Was bedeutet das nun für andere sozialdemokratische Parteien wie die spanische Partido Socialista Obrero Español (PSOE)? Sollten sie alarmiert sein? Über mindestens drei Faktoren, die einen wichtigen Einfluss auf das Ergebnis der Bundestagswahl hatten, brauchen sich die spanischen Sozialisten keine Sorgen zu machen:
Erstens wurden die ehemaligen Volksparteien durch die Transformation des deutschen Parteiensystems geschwächt, allen voran die SPD. Zwar hat Spanien in den vergangenen 30 Jahren ähnliche sozioökonomische Veränderungen durchgemacht wie Deutschland, wodurch auch dort traditionelle Parteibindungen gelockert wurden. Dennoch sind vergleichbare Verschiebungen im Parteiensystem nicht sehr wahrscheinlich. Das spanische Wahlsystem verhindert den Erfolg kleinerer Parteien auf nationaler Ebene, besonders durch den Zuschnitt der Wahlbezirke. Zudem gründen die größeren der kleinen Parteien – mit Ausnahme der  Izquierda Unida – ihre Erfolge darauf, dass sie sich für den Erhalt einer regionalen Identität einsetzen; sie erwarten auf der nationalen Ebene überhaupt keine Erfolge. Darüber hinaus gibt es in Spanien immer noch weniger Wechselwähler als anderswo. Die spanischen Wähler fragen sich eher, ob sie wählen gehen, nicht so sehr, wen sie wählen.


Zweitens mangelt es den spanischen Sozialisten weniger an neuen Gesichtern als der SPD. Als Zapatero die Partei übernahm und erneuerte, fand ein Generationswechsel statt. Dieses Problem hat in Spanien eher die konservative Partei.


Drittens leiden die deutschen Sozialdemokraten noch immer unter den unpopulären Reformen der Regierung Schröder. Erstaunlicherweise wird dieser Aspekt in den spanischen Medien kaum wahrgenommen oder auf das Phänomen der neuen Linkspartei reduziert. Dies könnte daran liegen, dass die Reformen der Agenda 2010 den deutschen Wohlfahrtsstaat auf ein Niveau zurückgeführt haben, das in Spanien noch gar nicht erreicht ist. Anders als die SPD braucht die PSOE die Rache des Wählers derzeit allerdings auch nicht zu fürchten: Premierminister Zapatero hat bis heute kein wichtiges Reformprojekt verwirklicht, das Einschnitte bei Sozialleistungen oder strengere Regeln für den Zugang zu Leistungen mit sich bringt.

Kein Leitbild, keine Emotionen

Doch auch wenn sich die deutsche und die spanische Situation in diesen drei Punkten unterscheiden, sollten sich die spanischen Sozialisten die Bundestagswahl vom 27. September zur Warnung gereichen lassen. Ein Jahrzehnt nach Tony Blairs und Gerhard Schröders „Drittem Weg“ ist in der europäischen Sozialdemokratie ein Vakuum entstanden, das die Wähler sehr wohl spüren. Kein Wunder, dass es sich in Wahlergebnissen niederschlägt.

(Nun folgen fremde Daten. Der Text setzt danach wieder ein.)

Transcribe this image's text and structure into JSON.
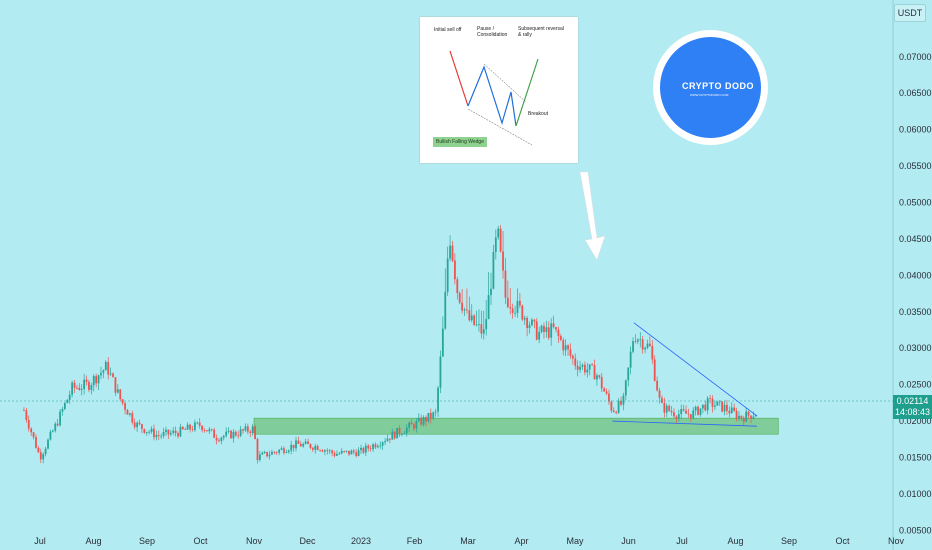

Europäische Sozialdemokraten, deren Debatten das Paradigma des Dritten Weges zugrunde lag, stehen heute vor vielfältigen Problemen: Sie haben es versäumt, ein alternatives ökonomisches Leitbild zu entwickeln, das sich klar genug vom Leitbild der Konservativen abgrenzt. Sie haben es nicht geschafft, die Emotionen der Wähler anzusprechen. Sie können keine eindeutigen Antworten auf die neuen sozialen Risiken geben, die aus den alternden Gesellschaften, der Einwanderung, dem technologischen Wandel und der Globalisierung entstehen. Und sie haben es verpasst, ihren politischen Stil zu modernisieren.


Dennoch gibt es einen Weg nach vorn. Anfang Oktober haben die Fundacion Ideas (Madrid), das Center for American Progress (Washington) und die Heinrich-Böll-Stiftung (Berlin) in Madrid die „Global Progress Conference“ organisiert. Die Diskussionen dort haben gezeigt: Neue Ideen und die Bildung neuer, offenerer Koalitionen könnten es den sozialdemokratischen Parteien in Europa ermöglichen, wieder in die Offensive und an die Macht zu gelangen. Die Schlagwörter für neue Konzepte lauten „ethisches Wirtschaften“, „ökologische Erneuerung“, „dynamischer Staat“, „nachhaltige Sicherheitspolitik“ oder „ausgewogene Entwicklung“. Solche Kategorien erfassen die neue Wirklichkeit unserer Zeit und können die Lösungen bieten, auf die eine junge, prinzipiell progressiv eingestellte Generation wartet.